Tomorrow marks the date that changed the trajectory of my life – the day 29 years ago I decided to get sober.
There was nothing world shaking the day I made that decision.
As big decisions go, it was pretty quiet.
I stared out the window over my kitchen sink on a scorching hot summer afternoon. I could feel discontent tearing up my insides and I decided to try what had been suggested to me as a solution by those who knew a lot more than I did.
Back then we had two little toddlers, a daughter and a son. My husband was home to tuck them into bed. Two hours later, I walked into my first AA meeting in a neighboring town.
Somehow that night it all made sense.
I didn’t have words to explain it, but I left the meeting feeling calm.

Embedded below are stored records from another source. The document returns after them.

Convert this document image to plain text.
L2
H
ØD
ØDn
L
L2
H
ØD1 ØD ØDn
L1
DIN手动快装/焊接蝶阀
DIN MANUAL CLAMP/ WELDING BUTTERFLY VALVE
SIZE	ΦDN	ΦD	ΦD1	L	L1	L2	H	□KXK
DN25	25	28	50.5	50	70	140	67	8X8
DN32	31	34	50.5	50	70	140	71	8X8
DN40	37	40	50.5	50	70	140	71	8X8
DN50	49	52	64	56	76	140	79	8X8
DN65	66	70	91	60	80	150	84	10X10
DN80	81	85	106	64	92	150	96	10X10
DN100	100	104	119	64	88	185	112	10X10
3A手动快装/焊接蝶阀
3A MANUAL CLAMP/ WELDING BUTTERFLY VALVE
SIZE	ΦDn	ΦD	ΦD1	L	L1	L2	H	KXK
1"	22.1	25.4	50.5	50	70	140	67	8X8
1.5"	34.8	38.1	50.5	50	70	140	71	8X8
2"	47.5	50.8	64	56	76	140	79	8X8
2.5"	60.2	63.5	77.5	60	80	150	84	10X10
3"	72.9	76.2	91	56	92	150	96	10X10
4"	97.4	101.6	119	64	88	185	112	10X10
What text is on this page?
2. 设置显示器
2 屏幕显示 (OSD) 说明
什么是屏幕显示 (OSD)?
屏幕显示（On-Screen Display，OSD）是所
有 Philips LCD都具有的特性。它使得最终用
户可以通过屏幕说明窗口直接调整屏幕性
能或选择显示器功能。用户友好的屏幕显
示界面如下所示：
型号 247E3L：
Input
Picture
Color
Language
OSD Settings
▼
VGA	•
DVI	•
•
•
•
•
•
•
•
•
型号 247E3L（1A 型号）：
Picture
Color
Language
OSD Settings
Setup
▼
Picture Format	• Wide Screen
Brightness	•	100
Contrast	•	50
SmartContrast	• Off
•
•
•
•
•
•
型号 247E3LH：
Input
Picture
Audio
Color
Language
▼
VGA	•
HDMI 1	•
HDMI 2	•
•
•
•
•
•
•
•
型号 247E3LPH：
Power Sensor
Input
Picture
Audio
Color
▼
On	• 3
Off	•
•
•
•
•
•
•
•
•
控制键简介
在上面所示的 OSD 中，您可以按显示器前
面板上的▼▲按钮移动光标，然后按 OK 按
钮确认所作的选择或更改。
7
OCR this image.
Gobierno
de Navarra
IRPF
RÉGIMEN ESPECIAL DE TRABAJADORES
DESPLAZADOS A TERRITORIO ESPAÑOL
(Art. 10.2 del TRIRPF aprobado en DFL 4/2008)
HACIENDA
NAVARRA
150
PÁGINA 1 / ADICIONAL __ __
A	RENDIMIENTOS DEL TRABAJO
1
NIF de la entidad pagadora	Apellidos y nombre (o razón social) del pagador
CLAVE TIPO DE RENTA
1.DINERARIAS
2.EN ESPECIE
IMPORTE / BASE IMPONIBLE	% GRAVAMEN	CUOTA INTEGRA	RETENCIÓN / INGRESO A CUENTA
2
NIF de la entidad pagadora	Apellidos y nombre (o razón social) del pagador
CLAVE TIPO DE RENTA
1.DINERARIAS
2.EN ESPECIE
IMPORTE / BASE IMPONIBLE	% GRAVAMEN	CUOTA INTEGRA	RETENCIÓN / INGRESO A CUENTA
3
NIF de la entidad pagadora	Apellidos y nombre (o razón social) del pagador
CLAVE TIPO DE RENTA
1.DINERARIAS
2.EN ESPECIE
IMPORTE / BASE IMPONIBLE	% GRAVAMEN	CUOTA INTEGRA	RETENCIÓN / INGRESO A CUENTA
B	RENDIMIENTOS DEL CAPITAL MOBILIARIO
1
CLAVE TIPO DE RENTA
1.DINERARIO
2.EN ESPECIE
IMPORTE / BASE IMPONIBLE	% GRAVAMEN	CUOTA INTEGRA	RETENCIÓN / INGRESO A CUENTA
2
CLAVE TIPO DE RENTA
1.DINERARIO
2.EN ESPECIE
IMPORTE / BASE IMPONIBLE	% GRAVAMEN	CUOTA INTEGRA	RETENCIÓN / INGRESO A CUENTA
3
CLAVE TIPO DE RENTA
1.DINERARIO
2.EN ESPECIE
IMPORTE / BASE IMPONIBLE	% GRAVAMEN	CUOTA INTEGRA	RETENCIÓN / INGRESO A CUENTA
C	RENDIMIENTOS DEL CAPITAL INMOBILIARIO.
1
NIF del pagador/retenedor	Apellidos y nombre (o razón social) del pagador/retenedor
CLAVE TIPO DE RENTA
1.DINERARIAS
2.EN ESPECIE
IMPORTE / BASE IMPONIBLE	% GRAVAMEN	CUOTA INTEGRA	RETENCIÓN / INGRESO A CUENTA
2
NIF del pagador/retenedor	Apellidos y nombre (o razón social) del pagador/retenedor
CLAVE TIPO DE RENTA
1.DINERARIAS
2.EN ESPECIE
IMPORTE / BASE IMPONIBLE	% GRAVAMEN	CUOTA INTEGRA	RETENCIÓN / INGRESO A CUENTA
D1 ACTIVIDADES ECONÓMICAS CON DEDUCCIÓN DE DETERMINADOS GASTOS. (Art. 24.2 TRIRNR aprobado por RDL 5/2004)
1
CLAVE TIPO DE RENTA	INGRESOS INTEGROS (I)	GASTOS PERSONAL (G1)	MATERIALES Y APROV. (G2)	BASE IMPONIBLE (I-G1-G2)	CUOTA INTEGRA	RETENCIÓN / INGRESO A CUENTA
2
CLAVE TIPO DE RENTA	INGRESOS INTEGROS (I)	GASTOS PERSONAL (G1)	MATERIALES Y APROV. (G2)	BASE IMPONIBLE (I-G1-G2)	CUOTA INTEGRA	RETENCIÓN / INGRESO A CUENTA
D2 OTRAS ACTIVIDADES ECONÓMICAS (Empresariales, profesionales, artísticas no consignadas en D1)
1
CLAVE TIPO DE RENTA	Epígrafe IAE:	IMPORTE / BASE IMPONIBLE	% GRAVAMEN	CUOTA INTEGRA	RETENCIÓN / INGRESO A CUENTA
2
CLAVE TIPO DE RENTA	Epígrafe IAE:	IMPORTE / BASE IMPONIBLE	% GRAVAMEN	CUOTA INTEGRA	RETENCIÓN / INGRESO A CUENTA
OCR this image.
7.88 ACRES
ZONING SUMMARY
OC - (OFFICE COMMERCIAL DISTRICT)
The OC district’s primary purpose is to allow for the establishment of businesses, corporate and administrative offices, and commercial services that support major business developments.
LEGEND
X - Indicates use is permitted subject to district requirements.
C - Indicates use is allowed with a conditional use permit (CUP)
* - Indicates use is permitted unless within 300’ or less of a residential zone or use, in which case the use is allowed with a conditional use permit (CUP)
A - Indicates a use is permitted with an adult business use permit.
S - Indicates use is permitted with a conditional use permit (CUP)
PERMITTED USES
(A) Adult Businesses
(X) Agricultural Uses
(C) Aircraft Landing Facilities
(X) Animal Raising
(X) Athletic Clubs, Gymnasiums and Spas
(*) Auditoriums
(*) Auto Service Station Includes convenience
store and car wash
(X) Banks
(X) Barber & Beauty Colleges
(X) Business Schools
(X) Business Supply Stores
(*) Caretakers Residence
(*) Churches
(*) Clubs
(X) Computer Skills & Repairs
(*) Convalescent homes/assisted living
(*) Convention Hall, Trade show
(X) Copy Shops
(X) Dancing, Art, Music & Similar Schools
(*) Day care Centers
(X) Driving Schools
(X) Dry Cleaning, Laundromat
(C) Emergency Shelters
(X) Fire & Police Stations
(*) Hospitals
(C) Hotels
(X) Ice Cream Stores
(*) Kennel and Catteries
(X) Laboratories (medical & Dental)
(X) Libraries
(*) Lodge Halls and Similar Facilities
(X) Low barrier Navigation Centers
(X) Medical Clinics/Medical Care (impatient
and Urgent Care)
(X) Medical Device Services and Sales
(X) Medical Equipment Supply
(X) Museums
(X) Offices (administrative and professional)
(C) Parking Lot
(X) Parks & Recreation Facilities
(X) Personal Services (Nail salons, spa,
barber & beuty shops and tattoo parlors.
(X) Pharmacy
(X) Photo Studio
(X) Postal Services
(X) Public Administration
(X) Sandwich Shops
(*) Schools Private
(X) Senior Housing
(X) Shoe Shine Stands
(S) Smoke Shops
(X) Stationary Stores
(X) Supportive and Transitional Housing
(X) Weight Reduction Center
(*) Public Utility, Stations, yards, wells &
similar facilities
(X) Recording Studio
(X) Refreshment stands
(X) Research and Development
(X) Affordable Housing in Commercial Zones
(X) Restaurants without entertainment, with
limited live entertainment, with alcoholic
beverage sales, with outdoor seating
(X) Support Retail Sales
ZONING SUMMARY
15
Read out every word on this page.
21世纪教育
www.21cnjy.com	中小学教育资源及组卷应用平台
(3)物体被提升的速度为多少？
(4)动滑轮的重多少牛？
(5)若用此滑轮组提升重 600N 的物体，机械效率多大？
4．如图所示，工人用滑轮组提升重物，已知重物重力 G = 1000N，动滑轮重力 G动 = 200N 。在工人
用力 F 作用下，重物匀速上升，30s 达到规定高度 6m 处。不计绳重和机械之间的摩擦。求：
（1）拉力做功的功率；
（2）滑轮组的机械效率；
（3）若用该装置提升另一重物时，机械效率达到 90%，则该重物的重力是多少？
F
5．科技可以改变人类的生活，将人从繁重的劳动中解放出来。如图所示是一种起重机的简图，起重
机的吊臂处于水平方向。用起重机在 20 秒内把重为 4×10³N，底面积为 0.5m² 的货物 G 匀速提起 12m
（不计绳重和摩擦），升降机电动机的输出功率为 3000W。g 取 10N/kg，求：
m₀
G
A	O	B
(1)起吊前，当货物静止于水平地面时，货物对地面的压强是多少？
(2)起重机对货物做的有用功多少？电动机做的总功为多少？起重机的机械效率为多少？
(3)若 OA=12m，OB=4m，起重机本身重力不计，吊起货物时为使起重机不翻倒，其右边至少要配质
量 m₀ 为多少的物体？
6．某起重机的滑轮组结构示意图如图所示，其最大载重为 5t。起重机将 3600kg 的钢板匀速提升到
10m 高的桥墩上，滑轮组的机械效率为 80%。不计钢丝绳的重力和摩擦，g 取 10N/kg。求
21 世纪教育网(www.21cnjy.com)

By God’s grace I have never looked back in regret over that quiet decision in my kitchen 10,592 days ago.
What I could not have foreseen then was the impact that decision would have years and years later when those two toddlers and two more daughters who came after were grown.
I didn’t realize that night how that decision would influence my four grown children and their choices about drinking and substance use. I could never have forseen that my own choice to be a sober woman of faith and dignity would help my son in his own struggle to get sober and stay sober two decades later.
The smallest stone tossed in a pond throws off beautiful concentric circles of ripples that tease a fish’s fins and make water lilies sway on the surface.
So it was that day.
The key here is the word day.
Because the whole journey of sobriety is truly justa day at a time.
I’ve heard it said in church basements that sobriety is a gift given for 24 hours – therefore the person with the most sobriety is the one who got up the earliest that morning.
I like that idea. It keeps me from taking this journey of days for granted. It pushes me not to be complacent or bored or entitled about working every day to stay sober live a sober life.
Knowing the gift is just for a day keeps me being a student of sobriety – for this terminal illness will take me out if I am ever foolish enough to think I am cured.
So tomorrow I will deeply enjoy the gift of Day 10,592. And look forward to working to earn the gift of Day 10,592 Plus 1.